Let's break the problem down step by step:

There are two blocks because all girls must stand together and all boys must stand together. The two blocks can be arranged in:

$$2 \text{ ways} \quad \text{(i.e., girls first then boys, or boys first then girls).}$$

The girls can be arranged among themselves in:

$$3! = 6 \text{ ways.}$$

For the boys (4 in total), they must be arranged such that the specific boys $B_1$ and $B_2$ are not adjacent.
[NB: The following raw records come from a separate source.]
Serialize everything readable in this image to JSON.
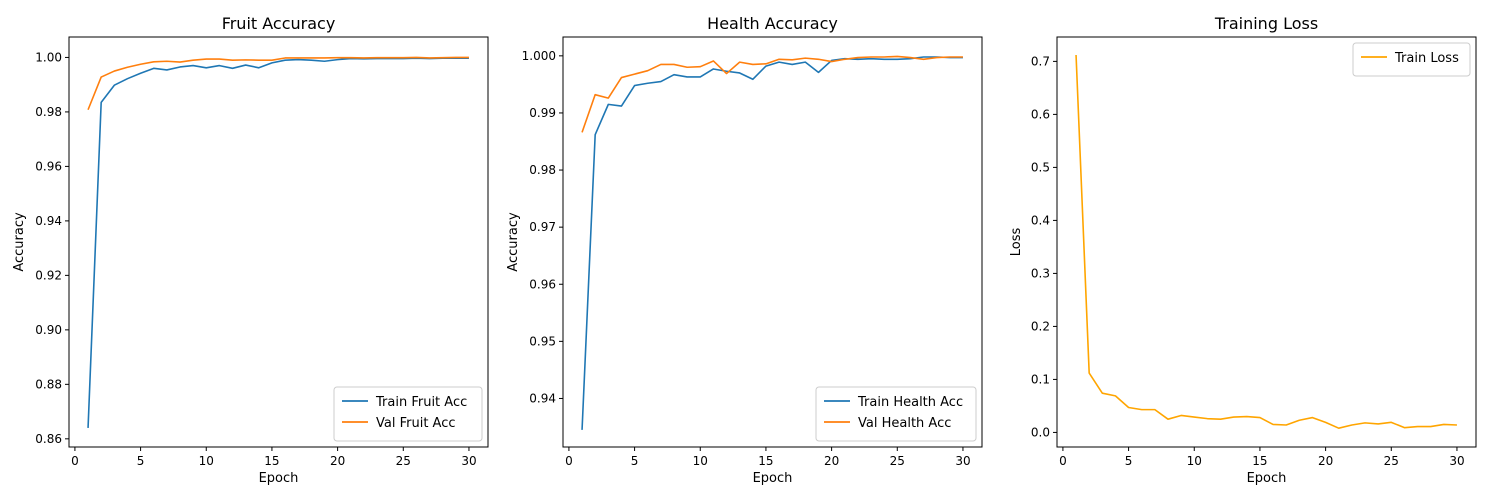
{
  "chart_data": [
    {
      "type": "line",
      "title": "Fruit Accuracy",
      "xlabel": "Epoch",
      "ylabel": "Accuracy",
      "xlim": [
        -0.45,
        31.45
      ],
      "ylim": [
        0.857,
        1.0075
      ],
      "xticks": [
        0,
        5,
        10,
        15,
        20,
        25,
        30
      ],
      "xtick_labels": [
        "0",
        "5",
        "10",
        "15",
        "20",
        "25",
        "30"
      ],
      "yticks": [
        0.86,
        0.88,
        0.9,
        0.92,
        0.94,
        0.96,
        0.98,
        1.0
      ],
      "ytick_labels": [
        "0.86",
        "0.88",
        "0.90",
        "0.92",
        "0.94",
        "0.96",
        "0.98",
        "1.00"
      ],
      "grid": false,
      "legend_position": "bottom-right",
      "x": [
        1,
        2,
        3,
        4,
        5,
        6,
        7,
        8,
        9,
        10,
        11,
        12,
        13,
        14,
        15,
        16,
        17,
        18,
        19,
        20,
        21,
        22,
        23,
        24,
        25,
        26,
        27,
        28,
        29,
        30
      ],
      "series": [
        {
          "name": "Train Fruit Acc",
          "color": "#1f77b4",
          "values": [
            0.864,
            0.9835,
            0.9898,
            0.9922,
            0.9942,
            0.996,
            0.9954,
            0.9965,
            0.997,
            0.9962,
            0.997,
            0.996,
            0.9972,
            0.9962,
            0.998,
            0.999,
            0.9992,
            0.999,
            0.9986,
            0.9992,
            0.9996,
            0.9995,
            0.9996,
            0.9996,
            0.9996,
            0.9997,
            0.9996,
            0.9997,
            0.9997,
            0.9997
          ]
        },
        {
          "name": "Val Fruit Acc",
          "color": "#ff7f0e",
          "values": [
            0.9808,
            0.9928,
            0.995,
            0.9964,
            0.9975,
            0.9984,
            0.9986,
            0.9983,
            0.999,
            0.9994,
            0.9994,
            0.999,
            0.9991,
            0.999,
            0.999,
            0.9998,
            0.9998,
            0.9998,
            0.9998,
            0.9999,
            0.9999,
            0.9998,
            0.9999,
            0.9999,
            0.9999,
            1.0,
            0.9998,
            0.9999,
            1.0,
            1.0
          ]
        }
      ]
    },
    {
      "type": "line",
      "title": "Health Accuracy",
      "xlabel": "Epoch",
      "ylabel": "Accuracy",
      "xlim": [
        -0.45,
        31.45
      ],
      "ylim": [
        0.9315,
        1.0033
      ],
      "xticks": [
        0,
        5,
        10,
        15,
        20,
        25,
        30
      ],
      "xtick_labels": [
        "0",
        "5",
        "10",
        "15",
        "20",
        "25",
        "30"
      ],
      "yticks": [
        0.94,
        0.95,
        0.96,
        0.97,
        0.98,
        0.99,
        1.0
      ],
      "ytick_labels": [
        "0.94",
        "0.95",
        "0.96",
        "0.97",
        "0.98",
        "0.99",
        "1.000"
      ],
      "grid": false,
      "legend_position": "bottom-right",
      "x": [
        1,
        2,
        3,
        4,
        5,
        6,
        7,
        8,
        9,
        10,
        11,
        12,
        13,
        14,
        15,
        16,
        17,
        18,
        19,
        20,
        21,
        22,
        23,
        24,
        25,
        26,
        27,
        28,
        29,
        30
      ],
      "series": [
        {
          "name": "Train Health Acc",
          "color": "#1f77b4",
          "values": [
            0.9345,
            0.9862,
            0.9915,
            0.9912,
            0.9948,
            0.9952,
            0.9955,
            0.9967,
            0.9963,
            0.9963,
            0.9977,
            0.9973,
            0.997,
            0.9959,
            0.9982,
            0.9989,
            0.9985,
            0.9989,
            0.9971,
            0.9992,
            0.9995,
            0.9994,
            0.9995,
            0.9994,
            0.9994,
            0.9995,
            0.9998,
            0.9998,
            0.9997,
            0.9997
          ]
        },
        {
          "name": "Val Health Acc",
          "color": "#ff7f0e",
          "values": [
            0.9866,
            0.9932,
            0.9926,
            0.9962,
            0.9968,
            0.9974,
            0.9985,
            0.9985,
            0.998,
            0.9981,
            0.9991,
            0.9969,
            0.9989,
            0.9985,
            0.9986,
            0.9994,
            0.9993,
            0.9996,
            0.9994,
            0.999,
            0.9994,
            0.9997,
            0.9998,
            0.9998,
            0.9999,
            0.9997,
            0.9994,
            0.9997,
            0.9998,
            0.9998
          ]
        }
      ]
    },
    {
      "type": "line",
      "title": "Training Loss",
      "xlabel": "Epoch",
      "ylabel": "Loss",
      "xlim": [
        -0.45,
        31.45
      ],
      "ylim": [
        -0.0275,
        0.746
      ],
      "xticks": [
        0,
        5,
        10,
        15,
        20,
        25,
        30
      ],
      "xtick_labels": [
        "0",
        "5",
        "10",
        "15",
        "20",
        "25",
        "30"
      ],
      "yticks": [
        0.0,
        0.1,
        0.2,
        0.3,
        0.4,
        0.5,
        0.6,
        0.7
      ],
      "ytick_labels": [
        "0.0",
        "0.1",
        "0.2",
        "0.3",
        "0.4",
        "0.5",
        "0.6",
        "0.7"
      ],
      "grid": false,
      "legend_position": "top-right",
      "x": [
        1,
        2,
        3,
        4,
        5,
        6,
        7,
        8,
        9,
        10,
        11,
        12,
        13,
        14,
        15,
        16,
        17,
        18,
        19,
        20,
        21,
        22,
        23,
        24,
        25,
        26,
        27,
        28,
        29,
        30
      ],
      "series": [
        {
          "name": "Train Loss",
          "color": "#ffa500",
          "values": [
            0.712,
            0.112,
            0.074,
            0.069,
            0.047,
            0.043,
            0.043,
            0.025,
            0.032,
            0.029,
            0.026,
            0.025,
            0.029,
            0.03,
            0.028,
            0.015,
            0.014,
            0.023,
            0.028,
            0.019,
            0.008,
            0.014,
            0.018,
            0.016,
            0.019,
            0.009,
            0.011,
            0.011,
            0.015,
            0.014
          ]
        }
      ]
    }
  ]
}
First, calculate the total number of arrangements of 4 boys:

$$4! = 24.$$

Next, count the arrangements where $B_1$ and $B_2$ are adjacent. Think of $B_1$ and $B_2$ as a single unit. This unit can be arranged in:

$$2! = 2 \text{ ways (since }B_1\text{ and }B_2\text{ can swap positions).}$$

Now, with this new unit, we have 3 units in total (the $B_1B_2$ unit and the other 2 boys), which can be arranged in:

$$3! = 6 \text{ ways.}$$

So, the number of arrangements where $B_1$ and $B_2$ are adjacent is:

$$2! \times 3! = 2 \times 6 = 12.$$

Therefore, the number of valid arrangements for the boys where $B_1$ and $B_2$ are not adjacent is:

$$24 - 12 = 12.$$

Finally, multiply all the factors together:

$$\text{Total ways} = 2 \times 6 \times 12 = 144.$$

Thus, the number of ways in which the girls and boys can stand in the queue under the given conditions is $$\boxed{144}.$$

This corresponds to Option D.